Originally Published in Flourishing July/August 2010
“If the Treasury were to fill old bottles with banknotes, bury them at suitable depths in disused coal mines which are then filled up to the surface with town rubbish, and leave it to private enterprise on the well-tried principles of laissez-faire to dig up the notes again (the right to do so being obtained, of course, by tendering for leases of the note-bearing territory), there would be no more unemployment,…the real income of the community, and its capital wealth also, would probably become a good deal greater than it actually is.”
—John Maynard Keynes, The General Theory of Employment, Interest, and Money, Great Minds Series, Prometheus Books, 1997, p 129.
The term “Keynesianism” is in the news, and several of you have asked me, in effect, “What is Keynesianism?” Sadly, the answer is embedded in the nonsense quoted above, but the question deserves a more definitive response.
Keynes was a British subject who lived from 1883 to 1946. The work cited above was first published in New York City by Harcourt, Brace, and World in 1936. Keynesianism is the economic school of thought derived from Keynes’ work, as developed in his “General Theory”. It’s in the news because it’s the economic policy of the Obama administration and the current Congress, e.g. “stimulus” spending, financed by new government debt.
The fundamental aspect, then, of a Keynesian “stimulus package” is the government’s deficit-financing of consumer spending and make-work projects. Keynesians assume that this will cause an increase in employment and production as a way of replacing what is consumed by the stimulus spending. In some degree that may be true; just as consuming one’s savings and acquiring more debt may motivate an individual to seek a second job. I believe the bankruptcy courts might show that’s generally not a good plan.
Our representatives in Washington perennially promise to avoid wasteful spending, but from the point of view of Keynesianism, the bigger the make-work project, the better. That was made clear by Keynes himself in the citation above. And, he continued on the same page with this little gem: “Pyramid-building, earthquakes, and even wars may serve to increase wealth.” If that’s all true, the BP oil spill, along with a good hurricane, should serve to enrich the gulf coast.
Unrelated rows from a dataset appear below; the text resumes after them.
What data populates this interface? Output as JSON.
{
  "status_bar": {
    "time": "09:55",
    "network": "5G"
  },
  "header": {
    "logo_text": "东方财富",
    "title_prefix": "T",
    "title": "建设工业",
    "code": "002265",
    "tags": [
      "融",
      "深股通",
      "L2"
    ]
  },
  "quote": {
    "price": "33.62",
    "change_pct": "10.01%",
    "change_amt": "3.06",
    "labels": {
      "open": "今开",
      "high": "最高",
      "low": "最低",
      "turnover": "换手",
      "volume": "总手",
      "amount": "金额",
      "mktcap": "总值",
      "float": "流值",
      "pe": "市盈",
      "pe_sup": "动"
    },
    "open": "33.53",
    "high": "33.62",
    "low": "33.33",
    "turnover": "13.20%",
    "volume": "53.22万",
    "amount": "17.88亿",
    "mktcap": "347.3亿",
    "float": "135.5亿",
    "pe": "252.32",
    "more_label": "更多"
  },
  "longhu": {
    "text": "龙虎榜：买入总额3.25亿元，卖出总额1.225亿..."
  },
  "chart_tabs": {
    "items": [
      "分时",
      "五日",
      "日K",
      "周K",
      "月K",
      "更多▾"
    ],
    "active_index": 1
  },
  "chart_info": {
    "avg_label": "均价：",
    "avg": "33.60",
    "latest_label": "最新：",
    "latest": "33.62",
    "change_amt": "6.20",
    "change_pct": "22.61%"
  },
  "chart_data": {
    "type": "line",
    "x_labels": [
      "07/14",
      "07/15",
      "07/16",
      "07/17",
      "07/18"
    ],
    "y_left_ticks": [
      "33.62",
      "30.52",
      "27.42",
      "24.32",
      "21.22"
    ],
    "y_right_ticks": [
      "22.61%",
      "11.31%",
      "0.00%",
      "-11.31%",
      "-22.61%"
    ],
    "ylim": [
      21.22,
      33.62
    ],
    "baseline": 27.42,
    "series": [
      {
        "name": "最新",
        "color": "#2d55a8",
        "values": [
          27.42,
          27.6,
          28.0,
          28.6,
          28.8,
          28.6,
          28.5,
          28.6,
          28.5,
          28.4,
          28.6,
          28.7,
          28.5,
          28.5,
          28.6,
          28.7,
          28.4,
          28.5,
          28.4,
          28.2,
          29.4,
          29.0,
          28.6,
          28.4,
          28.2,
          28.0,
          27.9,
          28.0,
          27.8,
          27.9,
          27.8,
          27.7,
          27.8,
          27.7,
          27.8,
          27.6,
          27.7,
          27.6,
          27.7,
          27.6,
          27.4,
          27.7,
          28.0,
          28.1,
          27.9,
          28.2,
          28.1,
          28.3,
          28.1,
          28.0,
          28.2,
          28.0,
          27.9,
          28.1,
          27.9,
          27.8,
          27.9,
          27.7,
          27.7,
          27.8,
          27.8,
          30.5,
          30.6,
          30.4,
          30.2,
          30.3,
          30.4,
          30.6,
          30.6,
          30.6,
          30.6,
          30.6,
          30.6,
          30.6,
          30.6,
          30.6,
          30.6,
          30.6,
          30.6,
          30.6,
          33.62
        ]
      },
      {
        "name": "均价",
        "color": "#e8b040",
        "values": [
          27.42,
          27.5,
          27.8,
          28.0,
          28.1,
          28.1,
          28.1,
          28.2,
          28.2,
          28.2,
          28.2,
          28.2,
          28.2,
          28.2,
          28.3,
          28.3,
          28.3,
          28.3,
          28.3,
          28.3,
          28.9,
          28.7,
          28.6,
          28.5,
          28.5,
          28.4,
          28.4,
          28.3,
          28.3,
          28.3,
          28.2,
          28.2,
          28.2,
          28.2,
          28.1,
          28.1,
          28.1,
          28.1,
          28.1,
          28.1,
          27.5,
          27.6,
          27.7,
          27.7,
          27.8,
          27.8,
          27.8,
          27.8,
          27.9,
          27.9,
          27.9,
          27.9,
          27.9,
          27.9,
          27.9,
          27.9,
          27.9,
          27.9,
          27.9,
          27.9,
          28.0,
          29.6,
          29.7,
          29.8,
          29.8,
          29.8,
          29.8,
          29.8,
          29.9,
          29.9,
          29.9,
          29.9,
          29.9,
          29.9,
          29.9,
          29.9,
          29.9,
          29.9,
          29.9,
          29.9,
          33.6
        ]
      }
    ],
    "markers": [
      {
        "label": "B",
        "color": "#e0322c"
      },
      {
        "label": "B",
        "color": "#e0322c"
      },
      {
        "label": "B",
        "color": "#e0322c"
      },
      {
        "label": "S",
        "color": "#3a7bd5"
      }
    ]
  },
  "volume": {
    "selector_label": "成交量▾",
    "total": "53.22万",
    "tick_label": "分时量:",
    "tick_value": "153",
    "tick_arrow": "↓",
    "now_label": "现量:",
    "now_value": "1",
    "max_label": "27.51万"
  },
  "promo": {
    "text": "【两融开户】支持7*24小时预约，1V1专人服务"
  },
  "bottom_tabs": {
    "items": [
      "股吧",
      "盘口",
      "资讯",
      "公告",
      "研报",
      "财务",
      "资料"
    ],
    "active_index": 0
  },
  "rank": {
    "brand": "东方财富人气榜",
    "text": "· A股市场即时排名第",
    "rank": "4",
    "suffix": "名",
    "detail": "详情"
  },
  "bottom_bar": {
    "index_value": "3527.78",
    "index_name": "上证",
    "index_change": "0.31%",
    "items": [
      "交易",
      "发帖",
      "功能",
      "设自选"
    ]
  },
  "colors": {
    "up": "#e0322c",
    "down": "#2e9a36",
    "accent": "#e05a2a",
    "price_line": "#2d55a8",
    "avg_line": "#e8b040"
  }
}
And, instead of filling up coal mines with bottles of banknotes, we should spend “stimulus” money on today’s equivalent: “green jobs”.
Sarcasm aside, what the economic system really needs for recovery – whether from natural disasters, industrial accidents, or a severe economic recession – is saving and the accumulation of new capital, not deficit spending and make-work projects. In the wake of the housing and mortgage meltdown, new saving and capital accumulation could replace the financial capacity that was lost through the mal-investments of homeowners, homebuilders, banks and other financial institutions. Savings and capital accumulation represent money that can be put to work by businesses (large and small), producing goods and services that meet the real wants and needs of consumers. It’s in that process that real new jobs are created. It’s my opinion that the virtuous cycle of job-creation and prosperity begins with saving (not spending):
Saving leads to capital accumulation, which leads to greater productive capacity—including the creation of productive jobs—which leads to more consumer choice, which leads to more consumer spending and the satisfaction of individual wants and needs, which leads to business profits, which leads to saving and capital accumulation, etc.
Antithetically, Keynesianism—as history and logic have repeatedly shown—destroys savings and capital investment through deficit-financed government spending.* mh
* George Reisman, Keynesianism: A Critique, Capitalism: A Treatise on Economics, Chapter 18, pp 863-894, Jameson Books, 1996.